Acordos bilaterais firmados entre países ricos e fabricantes das fórmulas prejudicam a imunização igualitária da população, segundo a agência da ONU. A entidade defende que seja priorizado o programa de distribuição equitativa de imunizantes

Correio Braziliense
postado em 08/01/2021 19:47
 (crédito: AFP)
(crédito: AFP)

Os acordos cada vez mais numerosos entre países ricos e laboratórios que desenvolvem vacinas da covid-19 podem, além de deixar centenas de milhões de pessoas às margens da imunização, facilitar a propagação do novo coronavírus. O alerta foi feito ontem pela Organização Mundial da Saúde (OMS), que tenta sensibilizar os países mais ricos para não promoverem ainda mais “o nacionalismo vacinal”.

“O nacionalismo vacinal fere a todos nós e é contraproducente. Por outro lado, a vacinação salva vidas de forma igualitária, estabiliza os sistemas de saúde e levaria a uma recuperação econômica verdadeiramente global”, enfatizou o diretor-geral da agência, Tedros Adhanom Ghebreyesus. A declaração foi feita no mesmo dia em que a Europa dobrou os pedidos de compra de vacina para as empresas farmacêuticas Pfizer/BioNTech, de 300 milhões para 600 milhões de doses.

Tedros defendeu que os fabricantes deem prioridade ao programa Covax, criado pela agência para garantir a distribuição equitativa dos imunizantes contra o Sars-CoV-2, e que os países respeitem esse mecanismo, que, segundo ele, também é uma forma de não estimular o aumento do preço das fórmulas. “No início, os países ricos compraram a maior parte do suprimento de várias vacinas. Agora, também estamos vendo países de renda alta e média, que fazem parte da Covax, fazendo acordos bilaterais adicionais. Isso, potencialmente, aumenta o preço para todos e significa que as pessoas de alto risco nos países mais pobres e marginalizados não vão receber a vacina”, justificou.

Segundo a agência, 42 países iniciaram programas de vacinação, sendo 36 considerados de alta renda e seis, de renda média.
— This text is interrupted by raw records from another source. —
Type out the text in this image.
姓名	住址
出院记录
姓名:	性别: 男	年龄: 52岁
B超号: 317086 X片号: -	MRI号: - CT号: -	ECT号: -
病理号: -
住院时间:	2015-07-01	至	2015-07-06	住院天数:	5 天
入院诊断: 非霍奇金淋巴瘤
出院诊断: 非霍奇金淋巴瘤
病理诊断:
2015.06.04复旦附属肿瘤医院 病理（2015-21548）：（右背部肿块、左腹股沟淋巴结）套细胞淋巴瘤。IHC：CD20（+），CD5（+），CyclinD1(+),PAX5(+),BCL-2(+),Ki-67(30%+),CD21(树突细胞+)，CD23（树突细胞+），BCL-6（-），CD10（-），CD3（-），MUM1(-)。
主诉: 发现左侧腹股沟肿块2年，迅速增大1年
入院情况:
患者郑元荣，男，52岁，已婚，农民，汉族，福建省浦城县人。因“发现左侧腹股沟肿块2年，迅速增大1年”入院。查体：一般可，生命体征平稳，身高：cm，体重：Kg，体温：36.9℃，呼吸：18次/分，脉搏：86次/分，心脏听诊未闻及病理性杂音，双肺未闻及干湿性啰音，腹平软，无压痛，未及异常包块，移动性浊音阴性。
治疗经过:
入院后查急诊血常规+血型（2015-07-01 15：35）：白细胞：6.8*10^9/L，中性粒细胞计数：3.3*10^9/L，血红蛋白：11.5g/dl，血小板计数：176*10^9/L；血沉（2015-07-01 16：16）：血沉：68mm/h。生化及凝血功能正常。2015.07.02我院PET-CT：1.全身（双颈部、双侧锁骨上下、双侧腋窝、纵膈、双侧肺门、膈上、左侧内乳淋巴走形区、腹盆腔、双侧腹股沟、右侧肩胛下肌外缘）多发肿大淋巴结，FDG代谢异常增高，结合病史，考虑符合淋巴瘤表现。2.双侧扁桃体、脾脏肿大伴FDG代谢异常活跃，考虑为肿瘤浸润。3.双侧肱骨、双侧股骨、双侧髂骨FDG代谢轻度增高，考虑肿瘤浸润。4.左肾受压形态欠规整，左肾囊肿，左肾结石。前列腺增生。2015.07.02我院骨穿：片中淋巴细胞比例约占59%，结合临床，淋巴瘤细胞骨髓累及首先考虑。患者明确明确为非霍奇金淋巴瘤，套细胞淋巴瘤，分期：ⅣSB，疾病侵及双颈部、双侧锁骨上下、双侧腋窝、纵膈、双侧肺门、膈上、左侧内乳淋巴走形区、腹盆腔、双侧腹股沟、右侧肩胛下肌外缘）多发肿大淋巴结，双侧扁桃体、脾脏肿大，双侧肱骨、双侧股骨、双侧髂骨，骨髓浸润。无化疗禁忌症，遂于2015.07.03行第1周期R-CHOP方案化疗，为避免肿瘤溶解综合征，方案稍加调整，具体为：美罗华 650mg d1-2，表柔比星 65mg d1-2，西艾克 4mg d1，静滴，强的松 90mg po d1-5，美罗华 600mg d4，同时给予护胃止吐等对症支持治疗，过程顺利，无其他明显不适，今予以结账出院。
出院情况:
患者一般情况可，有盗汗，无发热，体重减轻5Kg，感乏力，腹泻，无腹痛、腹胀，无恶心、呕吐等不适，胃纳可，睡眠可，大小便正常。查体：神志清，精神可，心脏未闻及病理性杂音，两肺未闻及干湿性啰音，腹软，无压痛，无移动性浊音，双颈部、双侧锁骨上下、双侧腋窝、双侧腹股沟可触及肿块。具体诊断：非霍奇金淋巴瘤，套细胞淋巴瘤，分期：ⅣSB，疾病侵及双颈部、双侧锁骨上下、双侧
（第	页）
Dessa forma, “está claro” para a OMS que as populações de menor poder aquisitivo e a maioria das nações de renda média ainda não receberam fórmulas imunizantes, enquanto alguns mais abastados acumulam doses além da sua população. Para Tedros Ghebreyesus, as regras de prioridade na proteção deveriam ser respeitadas globalmente. “Nenhum país é excepcional e deve cortar a fila e vacinar toda a sua população enquanto alguns permanecem sem fornecimento da vacina”, afirmou.

Às nações com doses extras de imunizantes, o diretor fez o pedido para que as “doem imediatamente ao Covax, que está preparado para distribuí-las igualmente a partir de hoje”. A meta da agência é fornecer vacinas a 20% da população dos países participantes do Covax antes do fim deste ano, sendo que os primeiros carregamentos devem ser enviados neste mês.

Mutações

Também serve de incentivo para a distribuição mais igualitária das vacinas a possibilidade de reduzir as chances de novas cepas do coronavírus, segundo a OMS. Quanto mais pessoas com perfis diversos forem protegidas, menos o Sars-CoV-2 se multiplica e, consequentemente, sofre mutação. “As variantes atuais mostram que o vírus está fazendo o possível para se tornar mais adequado à circulação contínua dentro da população humana. Isso é normal para todos os vírus, mas, no momento, estamos ajudando-os a prosperar se não reduzirmos a transmissão e vacinarmos de forma equitativa”, alertou Tedros.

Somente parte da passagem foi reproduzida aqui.